Weight loss is a subject that always arouses people’s interest, especially when it comes to loss of fat (slimming).
In the slimming process, all macronutrients (protein, carbohydrates and fat) play an essential role and each has its function in the body.
Protein is perhaps the one that is most often referred to in the world of fitness and healthy eating as a priority, as opposed to what happens, for example, with carbohydrates and fat.
But why? What is their importance?
In this article, I will give special attention to the function and importance of the protein during the weight loss process giving a practical example of what should be done to avoid unwanted loss of lean mass.
Principles associated with weight loss
In order for the slimming process to take place, a calorie deficit must be installed, which is to spend more calories than those consumed, thus creating a negative energy balance.
This balance is usually achieved by feeding (caloric restriction) and physical activity (increase in energy expenditure).
One of the most frequently associated consequences of body weight loss is the decrease in lean mass, which has a negative impact on our metabolic functions and physical performance.
To avoid this process and minimize this loss, some care must be taken.
Precautions to have during the weight loss process
- Practice resistance exercises (e.g. bodybuilding)
It is true that cardio exercises are usually associated with weight loss, as they stimulate calorie spending, but at the same time they can also contribute to muscle mass loss.
- Consuming the appropriate daily doses of protein
- Follow a less severe calorie restriction
Importance of protein during the weight loss process:
Proteins have a fundamental role in muscle tissue formation and repair (because protein is the main constituent of our muscles) and the recommendations for their consumption are quite variable, as you can see here.
It is the amino acids (the building blocks of proteins) present in proteins that will stimulate the process of protein synthesis in the muscle.
This process is crucial for the maintenance of lean mass during the calorie restriction that happens in the slimming process.
When we have a negative energy balance, the breakdown of muscle proteins can exceed the synthesis and thus can occur the loss of muscle tissue.
To balance this process, it is recommended to combine the exercise of muscular resistance to the proper consumption of proteins.
Important Note: the exercise of muscular endurance will be essential to the muscle construction, however, during the exercise, there is destruction of muscle tissue and there is breakage of proteins (something that will compromise the muscle construction and maintenance), so to ensure the development, maintenance and muscle recovery, it is essential to ensure a good protein intake.
The recommendations of protein consumption during caloric restriction can range from 1.6 to 3.1 grams of protein per kilo of weight/day as indicated in the study “Recent Perspectives Regarding the Role of Dietary Protein for the Promotion of Muscle Hypertrophy with Resistance Exercise Training”.
The quantities indicated will depend on the level of training, the physical activity practiced and the amount of body fat of the individual.
When talking about slimming, the more body fat the person has, the easier it will be to preserve the lean mass, so the protein needs can already be located closer to the 1.6.
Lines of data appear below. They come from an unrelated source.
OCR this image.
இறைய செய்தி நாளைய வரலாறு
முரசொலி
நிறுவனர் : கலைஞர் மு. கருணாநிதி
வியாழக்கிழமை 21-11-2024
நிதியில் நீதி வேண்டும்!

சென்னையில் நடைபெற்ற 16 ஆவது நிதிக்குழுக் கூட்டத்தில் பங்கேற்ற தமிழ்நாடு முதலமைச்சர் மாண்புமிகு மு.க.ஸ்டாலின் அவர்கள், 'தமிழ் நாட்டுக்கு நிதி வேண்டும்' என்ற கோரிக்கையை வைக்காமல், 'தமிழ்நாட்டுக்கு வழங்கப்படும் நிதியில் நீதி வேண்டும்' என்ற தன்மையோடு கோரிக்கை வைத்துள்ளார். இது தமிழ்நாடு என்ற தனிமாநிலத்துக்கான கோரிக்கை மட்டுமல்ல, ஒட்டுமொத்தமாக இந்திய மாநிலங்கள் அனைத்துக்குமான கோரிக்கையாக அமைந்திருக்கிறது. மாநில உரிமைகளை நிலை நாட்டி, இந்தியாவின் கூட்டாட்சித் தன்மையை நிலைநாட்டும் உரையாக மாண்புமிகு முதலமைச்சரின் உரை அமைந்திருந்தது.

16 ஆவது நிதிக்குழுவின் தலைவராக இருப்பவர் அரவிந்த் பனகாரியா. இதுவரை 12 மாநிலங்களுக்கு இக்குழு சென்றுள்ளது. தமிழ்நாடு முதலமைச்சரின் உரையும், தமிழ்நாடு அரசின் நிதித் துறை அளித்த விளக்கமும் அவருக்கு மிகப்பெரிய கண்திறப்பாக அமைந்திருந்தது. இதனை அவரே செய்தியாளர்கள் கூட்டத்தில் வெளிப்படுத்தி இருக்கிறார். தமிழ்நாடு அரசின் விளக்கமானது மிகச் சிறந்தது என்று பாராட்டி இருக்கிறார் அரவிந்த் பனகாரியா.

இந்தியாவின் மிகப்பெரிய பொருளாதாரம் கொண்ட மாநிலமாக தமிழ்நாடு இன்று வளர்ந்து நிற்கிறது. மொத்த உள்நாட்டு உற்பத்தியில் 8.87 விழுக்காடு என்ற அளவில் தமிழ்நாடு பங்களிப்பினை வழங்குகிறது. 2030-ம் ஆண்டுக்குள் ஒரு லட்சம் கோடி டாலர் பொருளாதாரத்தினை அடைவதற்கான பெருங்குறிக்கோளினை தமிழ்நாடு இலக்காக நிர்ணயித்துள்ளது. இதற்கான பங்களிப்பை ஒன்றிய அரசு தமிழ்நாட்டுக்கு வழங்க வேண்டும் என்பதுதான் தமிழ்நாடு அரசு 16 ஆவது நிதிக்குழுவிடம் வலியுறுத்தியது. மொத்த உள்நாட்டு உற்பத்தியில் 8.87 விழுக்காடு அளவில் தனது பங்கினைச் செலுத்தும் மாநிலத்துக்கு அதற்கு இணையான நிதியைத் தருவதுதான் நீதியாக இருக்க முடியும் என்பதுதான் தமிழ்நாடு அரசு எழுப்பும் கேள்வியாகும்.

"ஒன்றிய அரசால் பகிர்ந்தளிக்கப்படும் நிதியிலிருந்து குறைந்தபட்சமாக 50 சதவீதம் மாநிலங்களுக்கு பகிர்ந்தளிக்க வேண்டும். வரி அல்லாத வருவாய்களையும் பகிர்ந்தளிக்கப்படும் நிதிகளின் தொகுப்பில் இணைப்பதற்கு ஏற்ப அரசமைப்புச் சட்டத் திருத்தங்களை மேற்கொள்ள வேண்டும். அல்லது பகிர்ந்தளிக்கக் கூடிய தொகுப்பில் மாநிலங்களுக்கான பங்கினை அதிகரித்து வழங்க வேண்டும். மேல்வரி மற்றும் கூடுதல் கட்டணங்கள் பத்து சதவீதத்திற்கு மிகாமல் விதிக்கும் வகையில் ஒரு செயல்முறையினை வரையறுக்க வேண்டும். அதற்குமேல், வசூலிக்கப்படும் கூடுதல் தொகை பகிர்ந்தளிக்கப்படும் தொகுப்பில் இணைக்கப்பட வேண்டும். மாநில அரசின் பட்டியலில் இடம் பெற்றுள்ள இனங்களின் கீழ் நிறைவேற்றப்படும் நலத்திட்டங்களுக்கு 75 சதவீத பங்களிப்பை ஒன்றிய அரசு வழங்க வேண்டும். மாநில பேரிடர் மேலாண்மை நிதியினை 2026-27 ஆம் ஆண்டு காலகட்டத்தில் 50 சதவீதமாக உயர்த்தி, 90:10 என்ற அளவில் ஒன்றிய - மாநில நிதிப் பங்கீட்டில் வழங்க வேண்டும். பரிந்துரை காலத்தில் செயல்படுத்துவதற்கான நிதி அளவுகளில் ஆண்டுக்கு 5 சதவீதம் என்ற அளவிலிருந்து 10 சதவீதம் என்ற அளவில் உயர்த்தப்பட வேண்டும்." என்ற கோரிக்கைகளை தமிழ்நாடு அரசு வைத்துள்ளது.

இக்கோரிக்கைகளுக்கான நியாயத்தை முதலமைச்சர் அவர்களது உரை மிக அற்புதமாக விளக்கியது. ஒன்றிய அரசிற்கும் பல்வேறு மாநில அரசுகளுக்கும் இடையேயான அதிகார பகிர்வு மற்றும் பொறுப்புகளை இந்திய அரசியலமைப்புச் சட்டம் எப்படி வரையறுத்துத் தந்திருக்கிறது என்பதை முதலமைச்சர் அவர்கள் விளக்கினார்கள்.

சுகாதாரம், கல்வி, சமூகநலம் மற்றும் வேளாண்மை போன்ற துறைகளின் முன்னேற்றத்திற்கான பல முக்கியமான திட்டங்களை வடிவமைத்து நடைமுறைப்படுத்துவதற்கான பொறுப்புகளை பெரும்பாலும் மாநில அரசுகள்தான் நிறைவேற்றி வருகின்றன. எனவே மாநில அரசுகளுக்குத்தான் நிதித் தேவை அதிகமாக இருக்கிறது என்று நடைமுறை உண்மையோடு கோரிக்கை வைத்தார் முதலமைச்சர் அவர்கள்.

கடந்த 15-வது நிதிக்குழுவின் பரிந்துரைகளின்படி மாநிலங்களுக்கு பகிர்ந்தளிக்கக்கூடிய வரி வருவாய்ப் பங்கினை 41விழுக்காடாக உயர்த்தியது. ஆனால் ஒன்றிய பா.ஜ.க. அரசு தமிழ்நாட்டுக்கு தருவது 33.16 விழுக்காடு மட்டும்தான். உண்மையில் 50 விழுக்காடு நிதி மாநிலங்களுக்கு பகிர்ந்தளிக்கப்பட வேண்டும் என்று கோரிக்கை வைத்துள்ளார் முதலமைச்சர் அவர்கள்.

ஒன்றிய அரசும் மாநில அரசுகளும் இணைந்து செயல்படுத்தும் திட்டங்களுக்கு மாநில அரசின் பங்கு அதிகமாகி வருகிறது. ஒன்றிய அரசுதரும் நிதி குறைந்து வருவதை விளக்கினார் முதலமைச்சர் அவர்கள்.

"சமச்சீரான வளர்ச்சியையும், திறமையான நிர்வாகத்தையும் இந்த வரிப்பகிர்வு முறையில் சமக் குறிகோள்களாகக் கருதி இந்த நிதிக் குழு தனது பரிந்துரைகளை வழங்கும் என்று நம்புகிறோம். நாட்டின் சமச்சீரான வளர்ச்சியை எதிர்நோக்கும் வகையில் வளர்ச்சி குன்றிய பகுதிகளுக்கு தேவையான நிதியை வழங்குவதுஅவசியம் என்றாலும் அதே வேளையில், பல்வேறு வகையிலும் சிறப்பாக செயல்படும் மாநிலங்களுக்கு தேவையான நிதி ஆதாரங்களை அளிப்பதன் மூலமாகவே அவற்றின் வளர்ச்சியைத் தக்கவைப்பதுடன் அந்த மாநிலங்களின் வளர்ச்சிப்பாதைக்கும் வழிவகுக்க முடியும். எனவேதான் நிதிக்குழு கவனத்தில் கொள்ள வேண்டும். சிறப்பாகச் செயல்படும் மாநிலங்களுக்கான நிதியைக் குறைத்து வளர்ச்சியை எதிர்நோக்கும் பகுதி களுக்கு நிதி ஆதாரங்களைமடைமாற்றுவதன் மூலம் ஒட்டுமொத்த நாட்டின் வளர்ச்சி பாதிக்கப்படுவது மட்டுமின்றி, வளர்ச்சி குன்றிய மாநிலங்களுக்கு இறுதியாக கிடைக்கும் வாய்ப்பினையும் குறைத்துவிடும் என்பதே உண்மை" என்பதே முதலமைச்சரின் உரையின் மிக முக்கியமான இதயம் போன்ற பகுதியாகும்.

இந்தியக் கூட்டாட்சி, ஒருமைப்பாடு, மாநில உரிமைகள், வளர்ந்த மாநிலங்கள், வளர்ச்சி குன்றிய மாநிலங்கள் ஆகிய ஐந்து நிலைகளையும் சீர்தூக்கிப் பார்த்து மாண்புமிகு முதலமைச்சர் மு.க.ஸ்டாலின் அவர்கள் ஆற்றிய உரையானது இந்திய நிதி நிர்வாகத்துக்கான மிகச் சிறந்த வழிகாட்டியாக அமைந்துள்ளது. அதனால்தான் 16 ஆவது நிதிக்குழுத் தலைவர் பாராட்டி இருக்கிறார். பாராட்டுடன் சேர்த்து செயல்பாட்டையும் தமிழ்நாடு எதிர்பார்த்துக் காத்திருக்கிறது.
If it is a person who already has a lower fat percentage, the lean mass suffers more in the process, so the protein needs increase.
However, people with more training experience tend to preserve more muscle mass than a beginner.
Besides all this influence on muscle tissue, the protein takes longer to be digested, so it will enhance the effect of satiety for longer periods, helping to control appetite, a favorable situation during the diet process.
Food recommendations that can help during the process:
- Divide the daily protein doses by the various meals during the day
- Make a protein-based meal before bedtime (e.g. 30 minutes to 1 hours before bedtime), since the body will be in a long time in deprivation and the protein is essential for its reconstruction.
Putting these recommendations into practice
For example: an individual with 80 kilos and who has a recommendation for daily protein consumption of 2 grams per kilo of weight, should consume about 160 grams of proteins (2g x 80kg/body weight).
This quantity can be divided into 5 meals during the day, which represents approximately 30 grams of protein per meal.
Below are some examples of food and its quantities containing 30 grams of proteins per serving:
- ~ 126 grams of meat (chicken, steak, pork, turkey)
- ~ 126 grams of fish
- 250 grams of eggs (~ 5 large eggs)
- 298 grams of Greek yogurt
- 140 grams of cheese
- 410 grams of legumes (2.5 cups)
- 725g of dried fruit (nuts) or seeds (5 cups)
- Tofu 372g (1.5 cup)
Within these examples, we can assemble a daily menu with the appropriate amounts of protein for this individual.
Of course, these are just a few examples, there are several food options that should suit the needs and tastes of each.
Some protein supplements can also help during this process, since they are a purer and more concentrated way of providing you with this important macronutrient. Consult Zumub’s offer here.
Knowing that the human body is not an exact machine, one thing that should be noticed is that the negative energy balance can cause distinct results from person to person, something that can represent a variation in the amounts of fat and muscle mass loss.
The recommendations cited in the article are some of the nutritional tools that can help in the process of weight loss and make each person achieve their goals with more quality.
However, it should always be kept in mind the specific needs of each individual and that these numbers are not static and can be adapt to each person according to their characteristics.